21 mar 2010

Atardecer de la caída.

Detuve el juego. La quise detener, para que apreciara por un momento ese desteñido de colores que se aproximaba por el ventanal.
Un rato mirando nos quedamos, mientras intercambiabamos opiniones sobre la vida, el comienzo y el final. 'Amo los atardeceres..son un regalo de la naturaleza, pero al mismo tiempo son melancólicos. Al fin y al cabo, significan un final. Supongo que todo tiene que terminar en algun momento, lo que no significa que tenga que acabar YA' dije yo, inspirada por la belleza de ese paisaje. 'Sí. La verdad son algo muy bonito.' Respondió ella.
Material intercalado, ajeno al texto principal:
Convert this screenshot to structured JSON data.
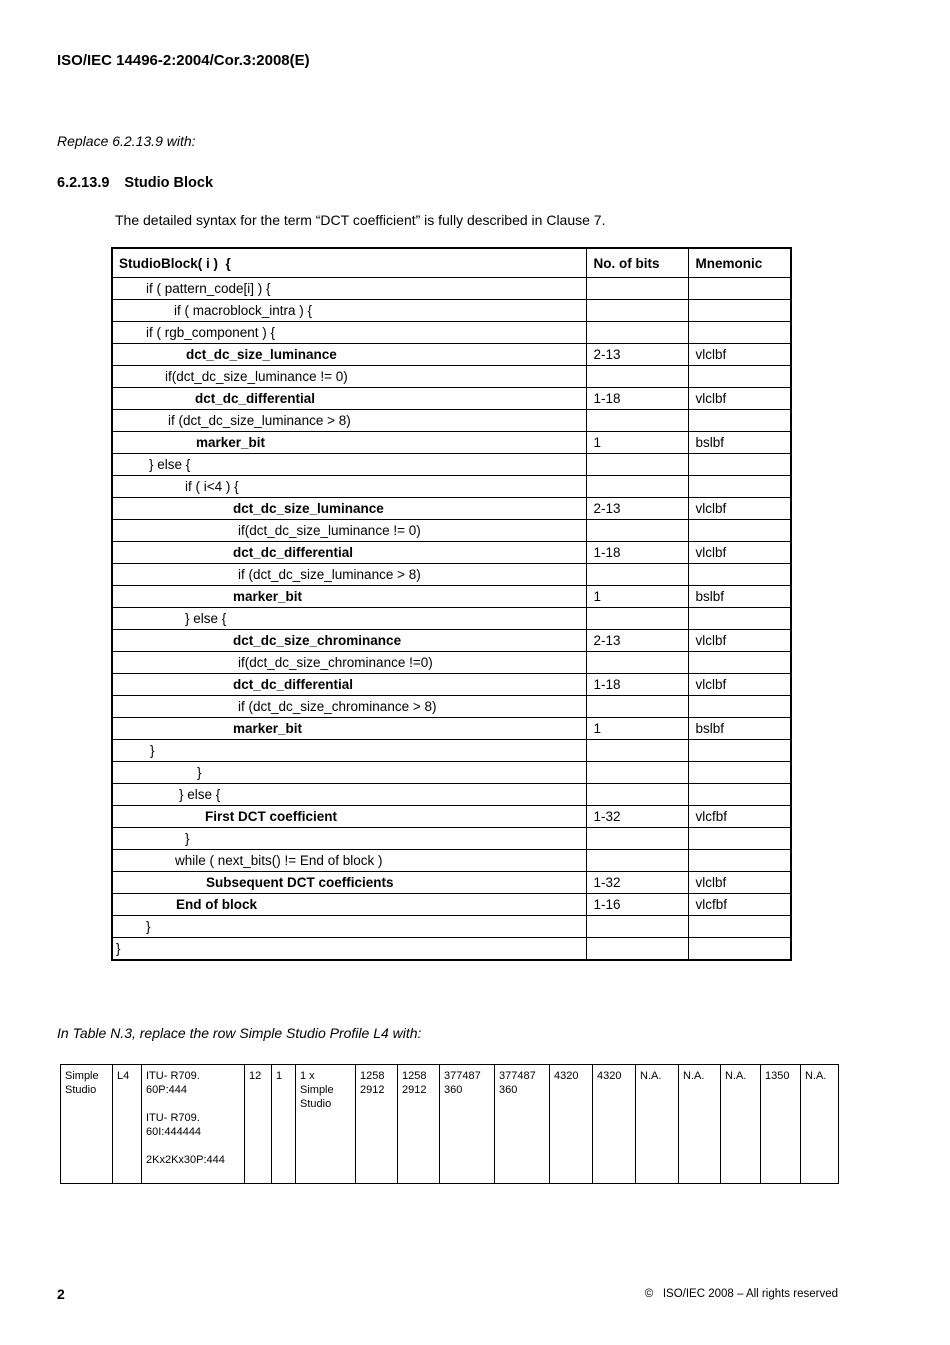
{
  "page": {
    "header_title": "ISO/IEC 14496-2:2004/Cor.3:2008(E)",
    "instruction_1": "Replace 6.2.13.9 with:",
    "section_number": "6.2.13.9",
    "section_title": "Studio Block",
    "paragraph": "The detailed syntax for the term “DCT coefficient” is fully described in Clause 7.",
    "instruction_2": "In Table N.3, replace the row Simple Studio Profile L4 with:",
    "footer_page_number": "2",
    "footer_copyright": "©   ISO/IEC 2008 – All rights reserved"
  },
  "syntax_table": {
    "headers": [
      "StudioBlock( i )  {",
      "No. of bits",
      "Mnemonic"
    ],
    "rows": [
      {
        "code": "if ( pattern_code[i] ) {",
        "indent": 33,
        "bold": false,
        "bits": "",
        "mnemonic": ""
      },
      {
        "code": "if ( macroblock_intra ) {",
        "indent": 61,
        "bold": false,
        "bits": "",
        "mnemonic": ""
      },
      {
        "code": "if ( rgb_component ) {",
        "indent": 33,
        "bold": false,
        "bits": "",
        "mnemonic": ""
      },
      {
        "code": "dct_dc_size_luminance",
        "indent": 73,
        "bold": true,
        "bits": "2-13",
        "mnemonic": "vlclbf"
      },
      {
        "code": "if(dct_dc_size_luminance != 0)",
        "indent": 52,
        "bold": false,
        "bits": "",
        "mnemonic": ""
      },
      {
        "code": "dct_dc_differential",
        "indent": 82,
        "bold": true,
        "bits": "1-18",
        "mnemonic": "vlclbf"
      },
      {
        "code": "if (dct_dc_size_luminance > 8)",
        "indent": 55,
        "bold": false,
        "bits": "",
        "mnemonic": ""
      },
      {
        "code": "marker_bit",
        "indent": 83,
        "bold": true,
        "bits": "1",
        "mnemonic": "bslbf"
      },
      {
        "code": "} else {",
        "indent": 36,
        "bold": false,
        "bits": "",
        "mnemonic": ""
      },
      {
        "code": "if ( i<4 ) {",
        "indent": 72,
        "bold": false,
        "bits": "",
        "mnemonic": ""
      },
      {
        "code": "dct_dc_size_luminance",
        "indent": 120,
        "bold": true,
        "bits": "2-13",
        "mnemonic": "vlclbf"
      },
      {
        "code": "if(dct_dc_size_luminance != 0)",
        "indent": 125,
        "bold": false,
        "bits": "",
        "mnemonic": ""
      },
      {
        "code": "dct_dc_differential",
        "indent": 120,
        "bold": true,
        "bits": "1-18",
        "mnemonic": "vlclbf"
      },
      {
        "code": "if (dct_dc_size_luminance > 8)",
        "indent": 125,
        "bold": false,
        "bits": "",
        "mnemonic": ""
      },
      {
        "code": "marker_bit",
        "indent": 120,
        "bold": true,
        "bits": "1",
        "mnemonic": "bslbf"
      },
      {
        "code": "} else {",
        "indent": 72,
        "bold": false,
        "bits": "",
        "mnemonic": ""
      },
      {
        "code": "dct_dc_size_chrominance",
        "indent": 120,
        "bold": true,
        "bits": "2-13",
        "mnemonic": "vlclbf"
      },
      {
        "code": "if(dct_dc_size_chrominance !=0)",
        "indent": 125,
        "bold": false,
        "bits": "",
        "mnemonic": ""
      },
      {
        "code": "dct_dc_differential",
        "indent": 120,
        "bold": true,
        "bits": "1-18",
        "mnemonic": "vlclbf"
      },
      {
        "code": "if (dct_dc_size_chrominance > 8)",
        "indent": 125,
        "bold": false,
        "bits": "",
        "mnemonic": ""
      },
      {
        "code": "marker_bit",
        "indent": 120,
        "bold": true,
        "bits": "1",
        "mnemonic": "bslbf"
      },
      {
        "code": "}",
        "indent": 37,
        "bold": false,
        "bits": "",
        "mnemonic": ""
      },
      {
        "code": "}",
        "indent": 84,
        "bold": false,
        "bits": "",
        "mnemonic": ""
      },
      {
        "code": "} else {",
        "indent": 66,
        "bold": false,
        "bits": "",
        "mnemonic": ""
      },
      {
        "code": "First DCT coefficient",
        "indent": 92,
        "bold": true,
        "bits": "1-32",
        "mnemonic": "vlcfbf"
      },
      {
        "code": "}",
        "indent": 72,
        "bold": false,
        "bits": "",
        "mnemonic": ""
      },
      {
        "code": "while ( next_bits() != End of block )",
        "indent": 62,
        "bold": false,
        "bits": "",
        "mnemonic": ""
      },
      {
        "code": "Subsequent DCT coefficients",
        "indent": 93,
        "bold": true,
        "bits": "1-32",
        "mnemonic": "vlclbf"
      },
      {
        "code": "End of block",
        "indent": 63,
        "bold": true,
        "bits": "1-16",
        "mnemonic": "vlcfbf"
      },
      {
        "code": "}",
        "indent": 33,
        "bold": false,
        "bits": "",
        "mnemonic": ""
      },
      {
        "code": "}",
        "indent": 3,
        "bold": false,
        "bits": "",
        "mnemonic": ""
      }
    ]
  },
  "profile_table": {
    "cells": [
      "Simple\nStudio",
      "L4",
      "ITU- R709.\n60P:444\n\nITU- R709.\n60I:444444\n\n2Kx2Kx30P:444",
      "12",
      "1",
      "1 x\nSimple\nStudio",
      "1258\n2912",
      "1258\n2912",
      "377487\n360",
      "377487\n360",
      "4320",
      "4320",
      "N.A.",
      "N.A.",
      "N.A.",
      "1350",
      "N.A."
    ]
  }
}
'Je..Pero también amo los amaneceres. Significan el comienzo de algo nuevo, otro día lleno de esperanzas, otro día para la vida..Supongo que no todo tiene que seguir igual por siempre, siempre refiriendome a lo malo, obviamente.' terminé. 'Ajá..tenés mucha razón.' suspiró ella, mientras nos quedabamos otro rato en silencio, observando devuelta la bella escena del don de la naturaleza del cielo; colores rosas, violetas y azules definían como terminaba ese día, después de una larga e intensa lluvia. Yo perdida en mis pensamientos seguía mirandolo y pensando como sería ese mismo momento pero con otra persona..Tan adentrada estaba que no había logrado percibir que pequeñas lágrima escapaban de sus ojos.
Al terminar de ver éste espectáculo, me dí cuenta, y no pude evitar secarle ese pequeño mar y abrazarla. 'Te quiero hermanita' le susurré. 'Yo igual, hermanita menor..' dijo casi sin voz ella.